What’s transpiring in the dry bulk sector is important to watch for cargo shippers and vessel owners in all segments — including container shipping — because dry bulk, the largest transport market in the world measured by volume, is now offering a relatively transparent window on what happens if IMO 2020 implementation collides with weak cargo demand.

Scrubber versus non-scrubber Capes

The IMO 2020 rule mandated that all vessels not equipped with exhaust-gas scrubbers burn 0.5% fuel known as very low sulfur fuel oil (VLSFO) or 0.1% sulfur marine gas oil (MGO) as of Jan. 1. Ships with scrubbers can continue to burn cheaper 3.5% sulfur heavy fuel oil (HFO).

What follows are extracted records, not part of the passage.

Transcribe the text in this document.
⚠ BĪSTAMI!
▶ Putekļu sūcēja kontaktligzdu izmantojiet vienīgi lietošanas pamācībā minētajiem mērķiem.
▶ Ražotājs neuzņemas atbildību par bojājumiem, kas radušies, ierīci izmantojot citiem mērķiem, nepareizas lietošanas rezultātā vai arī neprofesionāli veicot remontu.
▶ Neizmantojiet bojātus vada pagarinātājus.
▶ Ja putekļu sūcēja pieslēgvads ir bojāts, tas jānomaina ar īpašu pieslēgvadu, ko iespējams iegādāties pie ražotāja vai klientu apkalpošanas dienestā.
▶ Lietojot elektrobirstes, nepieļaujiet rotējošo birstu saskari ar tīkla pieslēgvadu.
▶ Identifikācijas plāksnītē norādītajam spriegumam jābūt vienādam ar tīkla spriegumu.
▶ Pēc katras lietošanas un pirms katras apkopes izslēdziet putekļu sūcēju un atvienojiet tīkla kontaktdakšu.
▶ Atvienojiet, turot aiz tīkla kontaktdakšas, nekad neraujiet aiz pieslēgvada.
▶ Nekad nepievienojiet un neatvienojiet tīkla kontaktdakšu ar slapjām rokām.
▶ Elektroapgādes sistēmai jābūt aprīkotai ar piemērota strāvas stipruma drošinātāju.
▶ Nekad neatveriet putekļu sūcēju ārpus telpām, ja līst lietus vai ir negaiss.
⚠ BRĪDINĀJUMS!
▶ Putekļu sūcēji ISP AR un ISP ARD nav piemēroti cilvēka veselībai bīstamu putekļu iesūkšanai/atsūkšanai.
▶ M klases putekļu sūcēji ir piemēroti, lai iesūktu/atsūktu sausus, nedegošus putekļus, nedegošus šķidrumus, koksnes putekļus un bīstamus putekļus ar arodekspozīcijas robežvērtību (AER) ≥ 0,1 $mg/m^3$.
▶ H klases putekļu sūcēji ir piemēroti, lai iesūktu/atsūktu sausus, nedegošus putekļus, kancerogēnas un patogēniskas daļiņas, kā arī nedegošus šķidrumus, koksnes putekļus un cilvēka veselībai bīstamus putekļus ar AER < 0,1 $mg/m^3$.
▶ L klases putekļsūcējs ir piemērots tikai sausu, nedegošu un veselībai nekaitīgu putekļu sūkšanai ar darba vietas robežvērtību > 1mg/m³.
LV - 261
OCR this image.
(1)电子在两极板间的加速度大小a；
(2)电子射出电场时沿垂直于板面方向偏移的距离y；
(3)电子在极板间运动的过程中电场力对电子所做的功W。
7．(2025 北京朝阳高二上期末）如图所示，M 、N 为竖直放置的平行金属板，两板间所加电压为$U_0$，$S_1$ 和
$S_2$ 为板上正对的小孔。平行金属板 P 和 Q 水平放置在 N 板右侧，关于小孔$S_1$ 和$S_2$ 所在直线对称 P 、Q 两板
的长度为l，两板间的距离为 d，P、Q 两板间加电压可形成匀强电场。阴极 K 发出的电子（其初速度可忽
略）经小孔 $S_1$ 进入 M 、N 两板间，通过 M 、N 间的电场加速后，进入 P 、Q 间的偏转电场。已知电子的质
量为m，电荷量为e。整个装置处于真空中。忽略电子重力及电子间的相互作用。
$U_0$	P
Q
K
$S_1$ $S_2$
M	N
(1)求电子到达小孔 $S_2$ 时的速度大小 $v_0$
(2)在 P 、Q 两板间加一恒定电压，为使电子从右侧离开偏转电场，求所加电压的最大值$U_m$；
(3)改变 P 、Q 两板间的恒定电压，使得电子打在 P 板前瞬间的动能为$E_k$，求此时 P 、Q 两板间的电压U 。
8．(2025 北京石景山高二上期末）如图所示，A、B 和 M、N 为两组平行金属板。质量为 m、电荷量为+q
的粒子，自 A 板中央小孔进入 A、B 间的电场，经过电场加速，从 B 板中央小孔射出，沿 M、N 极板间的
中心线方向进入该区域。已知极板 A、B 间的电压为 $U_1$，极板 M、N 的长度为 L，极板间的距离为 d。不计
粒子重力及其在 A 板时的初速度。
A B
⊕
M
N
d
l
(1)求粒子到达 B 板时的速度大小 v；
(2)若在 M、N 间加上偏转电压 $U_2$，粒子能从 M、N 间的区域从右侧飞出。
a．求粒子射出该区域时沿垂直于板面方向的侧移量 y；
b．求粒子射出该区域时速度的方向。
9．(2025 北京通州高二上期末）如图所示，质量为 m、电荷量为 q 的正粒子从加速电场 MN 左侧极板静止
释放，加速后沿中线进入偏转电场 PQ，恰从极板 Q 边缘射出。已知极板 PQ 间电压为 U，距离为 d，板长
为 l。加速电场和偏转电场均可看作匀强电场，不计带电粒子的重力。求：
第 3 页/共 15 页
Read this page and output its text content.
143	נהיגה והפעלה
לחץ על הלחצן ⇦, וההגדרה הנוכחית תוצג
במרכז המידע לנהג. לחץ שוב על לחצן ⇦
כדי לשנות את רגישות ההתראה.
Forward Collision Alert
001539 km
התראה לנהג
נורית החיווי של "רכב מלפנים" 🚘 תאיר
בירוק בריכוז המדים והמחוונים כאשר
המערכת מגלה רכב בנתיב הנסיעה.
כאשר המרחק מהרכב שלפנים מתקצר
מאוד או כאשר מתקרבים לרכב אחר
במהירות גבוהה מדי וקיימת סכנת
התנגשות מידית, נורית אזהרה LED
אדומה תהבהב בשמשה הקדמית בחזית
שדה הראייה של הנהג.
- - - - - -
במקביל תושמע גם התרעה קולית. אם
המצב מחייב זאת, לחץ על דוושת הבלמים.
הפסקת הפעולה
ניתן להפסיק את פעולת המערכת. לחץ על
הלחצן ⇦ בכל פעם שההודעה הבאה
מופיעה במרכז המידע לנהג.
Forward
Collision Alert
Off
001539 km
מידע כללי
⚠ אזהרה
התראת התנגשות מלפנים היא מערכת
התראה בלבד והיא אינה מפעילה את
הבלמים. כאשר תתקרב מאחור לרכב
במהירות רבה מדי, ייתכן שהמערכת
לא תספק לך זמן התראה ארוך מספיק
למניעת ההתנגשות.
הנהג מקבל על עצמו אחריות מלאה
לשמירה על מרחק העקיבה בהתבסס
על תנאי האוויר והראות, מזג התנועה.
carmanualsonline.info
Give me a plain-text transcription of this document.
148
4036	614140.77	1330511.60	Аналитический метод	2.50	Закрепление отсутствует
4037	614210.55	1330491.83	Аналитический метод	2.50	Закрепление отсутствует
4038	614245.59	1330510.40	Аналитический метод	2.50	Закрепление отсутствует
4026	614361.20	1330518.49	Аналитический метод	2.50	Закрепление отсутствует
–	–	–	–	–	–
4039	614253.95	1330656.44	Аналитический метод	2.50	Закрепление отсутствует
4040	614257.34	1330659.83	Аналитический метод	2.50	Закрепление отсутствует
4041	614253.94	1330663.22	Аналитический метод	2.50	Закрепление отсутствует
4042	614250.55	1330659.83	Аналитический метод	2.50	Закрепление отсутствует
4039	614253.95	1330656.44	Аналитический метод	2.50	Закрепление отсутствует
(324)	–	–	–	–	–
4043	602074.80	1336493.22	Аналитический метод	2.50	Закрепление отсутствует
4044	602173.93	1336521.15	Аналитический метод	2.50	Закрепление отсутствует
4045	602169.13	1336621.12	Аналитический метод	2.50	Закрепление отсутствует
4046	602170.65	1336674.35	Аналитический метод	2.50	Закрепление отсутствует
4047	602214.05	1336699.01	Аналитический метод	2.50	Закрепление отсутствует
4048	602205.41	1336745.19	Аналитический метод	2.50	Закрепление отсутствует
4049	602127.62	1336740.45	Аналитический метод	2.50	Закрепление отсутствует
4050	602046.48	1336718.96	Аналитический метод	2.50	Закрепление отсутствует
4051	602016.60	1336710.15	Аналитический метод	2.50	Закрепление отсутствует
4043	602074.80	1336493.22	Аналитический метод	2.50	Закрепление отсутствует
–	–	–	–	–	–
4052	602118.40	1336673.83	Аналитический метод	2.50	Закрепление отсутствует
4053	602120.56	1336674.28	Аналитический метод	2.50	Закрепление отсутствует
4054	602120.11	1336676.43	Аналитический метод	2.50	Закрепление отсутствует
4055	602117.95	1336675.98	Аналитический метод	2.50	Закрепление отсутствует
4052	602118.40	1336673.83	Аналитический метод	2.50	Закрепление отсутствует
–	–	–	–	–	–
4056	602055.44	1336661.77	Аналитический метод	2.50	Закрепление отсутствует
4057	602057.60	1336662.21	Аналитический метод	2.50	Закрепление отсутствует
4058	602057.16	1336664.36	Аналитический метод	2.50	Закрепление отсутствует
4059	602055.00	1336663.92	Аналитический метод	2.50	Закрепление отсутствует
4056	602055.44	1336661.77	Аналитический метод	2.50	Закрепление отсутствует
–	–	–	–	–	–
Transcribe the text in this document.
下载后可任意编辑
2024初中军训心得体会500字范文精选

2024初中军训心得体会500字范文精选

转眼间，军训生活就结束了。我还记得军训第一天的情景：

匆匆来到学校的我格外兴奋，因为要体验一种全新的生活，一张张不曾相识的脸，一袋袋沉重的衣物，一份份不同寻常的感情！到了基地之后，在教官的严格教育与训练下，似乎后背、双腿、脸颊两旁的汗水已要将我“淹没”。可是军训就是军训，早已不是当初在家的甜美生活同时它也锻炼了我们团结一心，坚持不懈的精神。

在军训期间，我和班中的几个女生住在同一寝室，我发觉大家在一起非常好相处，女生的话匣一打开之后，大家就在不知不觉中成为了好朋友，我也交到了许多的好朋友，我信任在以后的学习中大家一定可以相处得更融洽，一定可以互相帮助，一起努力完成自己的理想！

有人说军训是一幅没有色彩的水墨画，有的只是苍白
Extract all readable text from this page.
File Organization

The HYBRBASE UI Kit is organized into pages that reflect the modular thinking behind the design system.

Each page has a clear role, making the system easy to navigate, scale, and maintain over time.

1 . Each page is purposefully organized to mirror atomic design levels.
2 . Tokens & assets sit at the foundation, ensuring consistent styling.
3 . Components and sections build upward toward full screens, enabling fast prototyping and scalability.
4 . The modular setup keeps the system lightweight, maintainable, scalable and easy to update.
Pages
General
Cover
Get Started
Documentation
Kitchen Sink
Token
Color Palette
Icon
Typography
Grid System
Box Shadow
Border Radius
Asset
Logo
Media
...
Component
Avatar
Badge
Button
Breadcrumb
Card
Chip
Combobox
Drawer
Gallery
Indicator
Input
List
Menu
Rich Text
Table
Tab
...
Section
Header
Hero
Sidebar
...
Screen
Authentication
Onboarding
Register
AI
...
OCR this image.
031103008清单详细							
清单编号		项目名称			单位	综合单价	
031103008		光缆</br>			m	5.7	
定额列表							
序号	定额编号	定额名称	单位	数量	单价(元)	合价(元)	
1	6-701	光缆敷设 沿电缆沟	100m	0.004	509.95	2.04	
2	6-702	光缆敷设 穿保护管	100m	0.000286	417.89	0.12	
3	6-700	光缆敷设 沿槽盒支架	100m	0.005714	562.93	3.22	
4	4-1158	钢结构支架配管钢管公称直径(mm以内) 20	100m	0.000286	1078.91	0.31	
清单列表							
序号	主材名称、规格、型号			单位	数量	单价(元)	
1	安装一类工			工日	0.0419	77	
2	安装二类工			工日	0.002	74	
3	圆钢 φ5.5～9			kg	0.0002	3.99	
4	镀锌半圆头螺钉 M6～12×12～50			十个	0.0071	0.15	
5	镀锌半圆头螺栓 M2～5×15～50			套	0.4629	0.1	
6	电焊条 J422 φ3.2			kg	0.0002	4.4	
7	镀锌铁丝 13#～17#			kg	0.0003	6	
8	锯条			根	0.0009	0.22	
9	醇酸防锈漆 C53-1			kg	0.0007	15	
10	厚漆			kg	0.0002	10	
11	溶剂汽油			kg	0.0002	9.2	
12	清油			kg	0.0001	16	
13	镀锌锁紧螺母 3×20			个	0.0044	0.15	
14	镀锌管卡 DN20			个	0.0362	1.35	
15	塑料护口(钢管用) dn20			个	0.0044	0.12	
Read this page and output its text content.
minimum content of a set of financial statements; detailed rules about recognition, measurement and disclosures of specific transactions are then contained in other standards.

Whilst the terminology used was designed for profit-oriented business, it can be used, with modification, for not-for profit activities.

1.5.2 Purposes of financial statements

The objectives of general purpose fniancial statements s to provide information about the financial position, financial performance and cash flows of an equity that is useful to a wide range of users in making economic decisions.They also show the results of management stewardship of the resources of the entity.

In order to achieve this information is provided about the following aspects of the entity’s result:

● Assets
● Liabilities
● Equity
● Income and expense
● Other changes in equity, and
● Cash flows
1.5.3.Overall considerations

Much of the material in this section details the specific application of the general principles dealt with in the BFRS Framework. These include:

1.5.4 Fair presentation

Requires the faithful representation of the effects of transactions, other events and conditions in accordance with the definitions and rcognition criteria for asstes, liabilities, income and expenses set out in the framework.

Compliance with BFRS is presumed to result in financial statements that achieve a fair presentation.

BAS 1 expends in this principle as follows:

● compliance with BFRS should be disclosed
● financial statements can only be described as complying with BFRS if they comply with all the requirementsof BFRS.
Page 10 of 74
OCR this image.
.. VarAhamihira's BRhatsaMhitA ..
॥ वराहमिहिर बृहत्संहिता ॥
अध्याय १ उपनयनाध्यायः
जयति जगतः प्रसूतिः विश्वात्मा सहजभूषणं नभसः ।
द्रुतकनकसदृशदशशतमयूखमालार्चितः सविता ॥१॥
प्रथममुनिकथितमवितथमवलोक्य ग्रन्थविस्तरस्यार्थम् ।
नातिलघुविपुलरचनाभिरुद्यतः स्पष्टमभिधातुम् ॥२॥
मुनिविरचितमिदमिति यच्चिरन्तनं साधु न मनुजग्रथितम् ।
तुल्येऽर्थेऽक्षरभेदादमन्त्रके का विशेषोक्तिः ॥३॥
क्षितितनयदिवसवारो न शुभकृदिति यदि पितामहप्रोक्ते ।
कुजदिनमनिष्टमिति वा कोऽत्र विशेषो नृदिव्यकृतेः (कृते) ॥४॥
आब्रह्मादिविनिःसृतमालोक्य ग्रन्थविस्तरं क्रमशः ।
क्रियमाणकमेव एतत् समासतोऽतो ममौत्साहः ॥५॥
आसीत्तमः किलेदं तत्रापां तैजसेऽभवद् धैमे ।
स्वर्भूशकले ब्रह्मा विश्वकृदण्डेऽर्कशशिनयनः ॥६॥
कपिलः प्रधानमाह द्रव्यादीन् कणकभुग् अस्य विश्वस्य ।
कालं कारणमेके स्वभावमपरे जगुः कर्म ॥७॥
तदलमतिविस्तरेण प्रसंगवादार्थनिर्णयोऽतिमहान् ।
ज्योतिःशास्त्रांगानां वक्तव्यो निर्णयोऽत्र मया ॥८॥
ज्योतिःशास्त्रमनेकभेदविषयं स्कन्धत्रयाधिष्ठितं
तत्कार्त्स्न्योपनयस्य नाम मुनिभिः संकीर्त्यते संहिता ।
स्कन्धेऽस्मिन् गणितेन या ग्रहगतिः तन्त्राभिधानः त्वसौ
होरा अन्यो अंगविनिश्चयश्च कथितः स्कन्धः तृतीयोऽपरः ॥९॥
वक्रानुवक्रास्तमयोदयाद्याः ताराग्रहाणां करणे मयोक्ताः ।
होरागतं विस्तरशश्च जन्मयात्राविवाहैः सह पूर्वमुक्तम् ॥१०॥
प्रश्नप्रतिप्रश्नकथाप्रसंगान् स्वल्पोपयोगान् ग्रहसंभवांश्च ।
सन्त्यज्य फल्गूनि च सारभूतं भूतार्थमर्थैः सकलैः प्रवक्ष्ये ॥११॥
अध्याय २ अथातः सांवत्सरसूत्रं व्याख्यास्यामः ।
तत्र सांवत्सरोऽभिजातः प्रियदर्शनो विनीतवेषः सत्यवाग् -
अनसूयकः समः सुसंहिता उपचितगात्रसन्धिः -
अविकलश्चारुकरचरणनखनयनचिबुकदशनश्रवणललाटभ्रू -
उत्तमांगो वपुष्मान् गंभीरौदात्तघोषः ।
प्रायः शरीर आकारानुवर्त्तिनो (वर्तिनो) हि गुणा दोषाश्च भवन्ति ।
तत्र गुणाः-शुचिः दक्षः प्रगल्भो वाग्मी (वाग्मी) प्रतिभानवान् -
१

Clarksons Platou Securities reported that average time-charter equivalent (TCE) spot rates for Capesize bulkers (vessels with a capacity of over 100,000 deadweight tons) had sunk to $9,800 per day as of Jan. 6, assuming the use of IMO 2020-compliant fuel (i.e., non-scrubber ships).

If a Capesize had a scrubber and was instead consuming less-expensive HFO, Clarksons estimated that the TCE would be $10,100 per day higher, or $19,900 per day.

In other words, dry bulk spot rates have fallen so low and the HFO-VLSFO spread has widened so much that a scrubber-equipped Capesize should now theoretically be earning over twice as much as a non-scrubber Capesize. At a break-even rate of around $13,000 per day, the use of a scrubber is now the difference between a profit and a loss.

To put this in perspective, both scrubber-equipped and non-scrubber bulkers in the spot market obtain the same payment from shippers, calculated in dollars per ton of cargo, with the vessel owner-operator paying voyage expenses including fuel.

When a dollars-per-ton rate is converted into a dollars-per-day TCE rate, the calculation is net of the fuel cost, so ships burning expensive VLSFO will post a lower TCE number than ships using cheaper HFO, despite both receiving the same dollars-per-ton payment from the cargo interest.

It’s also important to put the proportion of Capesizes with scrubbers into perspective. Randy Giveans, shipping analyst at Jefferies, told FreightWaves that as of Jan. 6, he believes that “maybe 250-300 Capesizes out of a total of around 1,800 are currently operating with scrubbers, with another 30-50 being completed and entering service over the past week and coming week,” equating to a current Capesize scrubber penetration rate of 15-20%.

What’s fueling the spread?

According to marine-fuel prices published by Ship & Bunker, the average global cost of HFO on Jan. 3 was $404 per ton, essentially unchanged from the average price one year prior ($402 per ton). The average global price of VLSFO as of Jan. 3 was $674 per ton, a 67% premium to HFO. The spread was much wider in certain key supply hubs. In Singapore, VLSFO cost 97% more than HFO on Jan. 3.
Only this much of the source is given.